A Guerra deflagrada entre as principais potências mundiais, em 1939, amplia o grau de intervenção estatal nas relações econômicas, fornecendo as bases para no futuro, consolidar-se um novo cenário para o enfrentamento das questões sociais.

Ao final do conflito, num cenário geopolítico mundial bipolar - por um lado com a hegemonia norte-americana sob o bloco de nações capitalistas e por outro, com a forte influência nos movimentos sociais do mundo inteiro das experiências do socialismo real - os Estados têm um novo desenho, com a expansão de suas estruturas e funções, representada em linhas gerais pelo substancial aumento do gasto público, com a ampliação de seus mecanismos e base de arrecadação tributária, pela multiplicação de suas estruturas envolvidas com a produção, com o desenvolvimento dos mecanismos de regulação econômica e proteção social, entre outros.
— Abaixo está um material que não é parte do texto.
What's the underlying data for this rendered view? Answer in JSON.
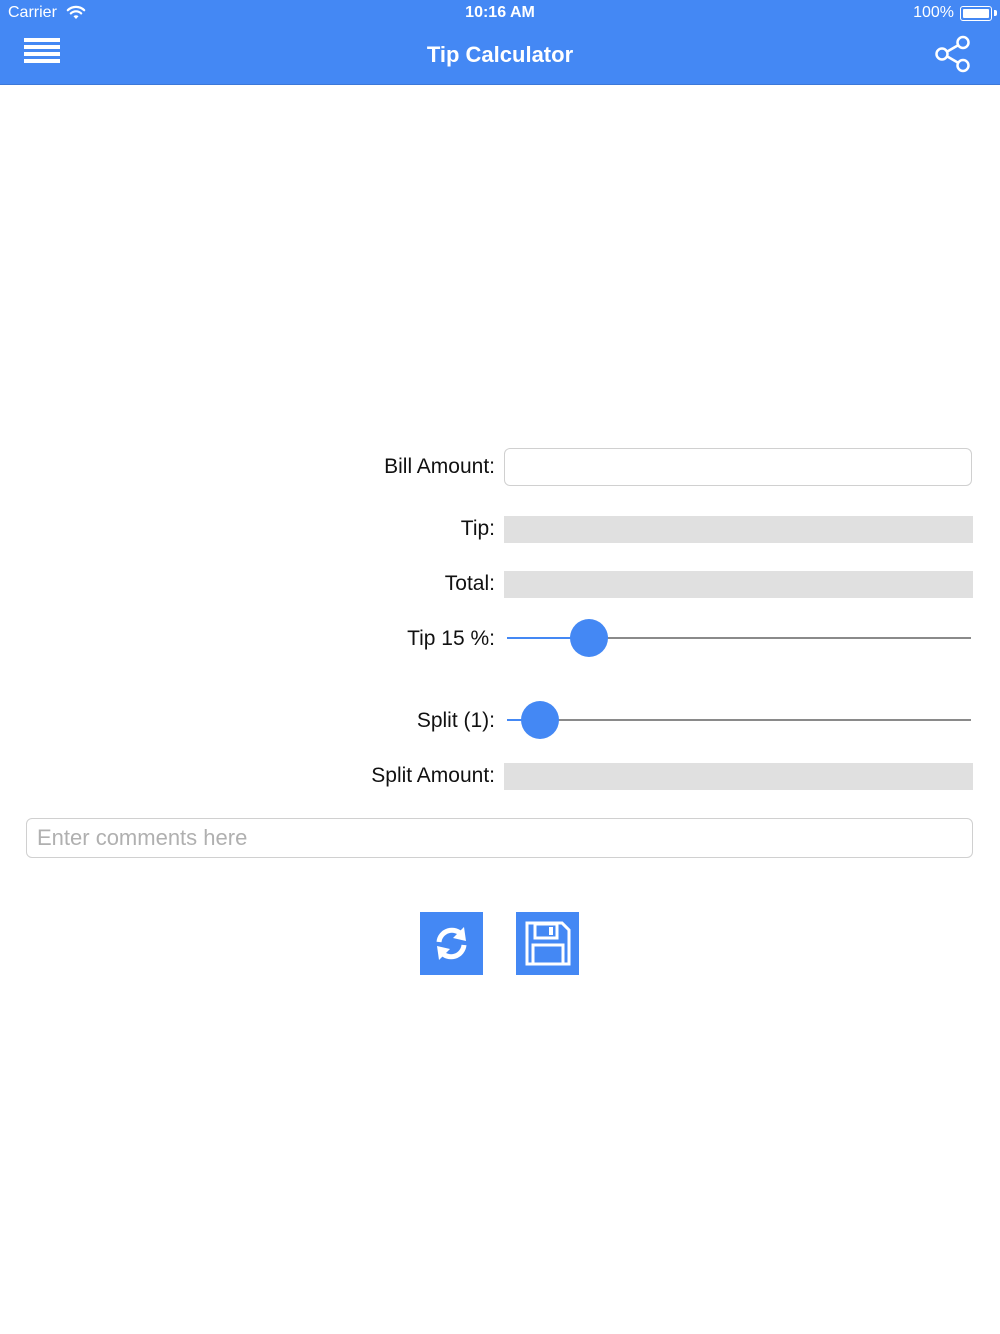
{
  "status_bar": {
    "carrier": "Carrier",
    "time": "10:16 AM",
    "battery": "100%"
  },
  "header": {
    "title": "Tip  Calculator",
    "menu_icon": "hamburger-menu-icon",
    "share_icon": "share-icon",
    "color": "#4488f4"
  },
  "form": {
    "bill_amount_label": "Bill Amount:",
    "bill_amount_value": "",
    "tip_label": "Tip:",
    "tip_value": "",
    "total_label": "Total:",
    "total_value": "",
    "tip_percent_label": "Tip 15 %:",
    "tip_percent_slider_fraction": 0.177,
    "split_label": "Split (1):",
    "split_slider_fraction": 0.072,
    "split_amount_label": "Split Amount:",
    "split_amount_value": "",
    "comments_placeholder": "Enter comments here"
  },
  "actions": {
    "refresh_icon": "refresh-icon",
    "save_icon": "save-floppy-icon"
  }
}
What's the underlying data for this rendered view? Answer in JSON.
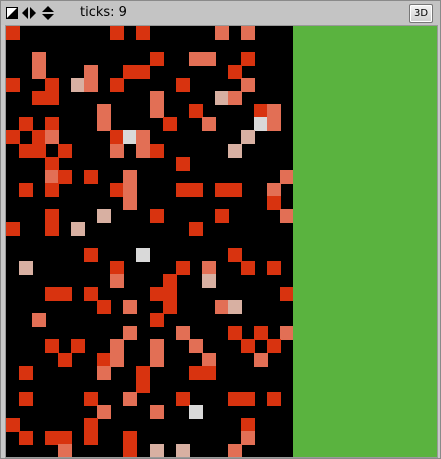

O debate ao final da chamada era da catástrofe26, coloca em pauta o espaço

obtido pelos Estados em virtude do enfrentamento dos efeitos da grande depressão nos anos 30 e do esforço de guerra nos anos 40. O pano de fundo do debate, diz respeito à construção de uma nova ordem econômica, política e social, baseada numa ativa atuação estatal e na criação de um padrão de regulação social, ou por outro lado, a retomada da tradição dos velhos preceitos liberais anteriormente hegemônicos, que se mostravam incongruentes com o novo alinhamento de forças que se estabeleciam nesse mundo saído da guerra.

A experiência das décadas posteriores à Segunda Guerra Mundial, demonstra que desse debate saem fortalecidas as posições cujos sentimentos mostravam-se profundamente anti-liberais, catalisados em grande medida pela expressão desse novo Estado que vai progressivamente se conformando e, de uma ordem política-social que impõe à economia um novo padrão de regulação.

26 O historiador inglês Eric Hobsbawm, periodiza como sendo a era da catástrofe o período que vai do início

da Primeira Guerra Mundial em 1914, até o término da Segunda Guerra Mundial em 1945. [HOBSBAWM, 1995].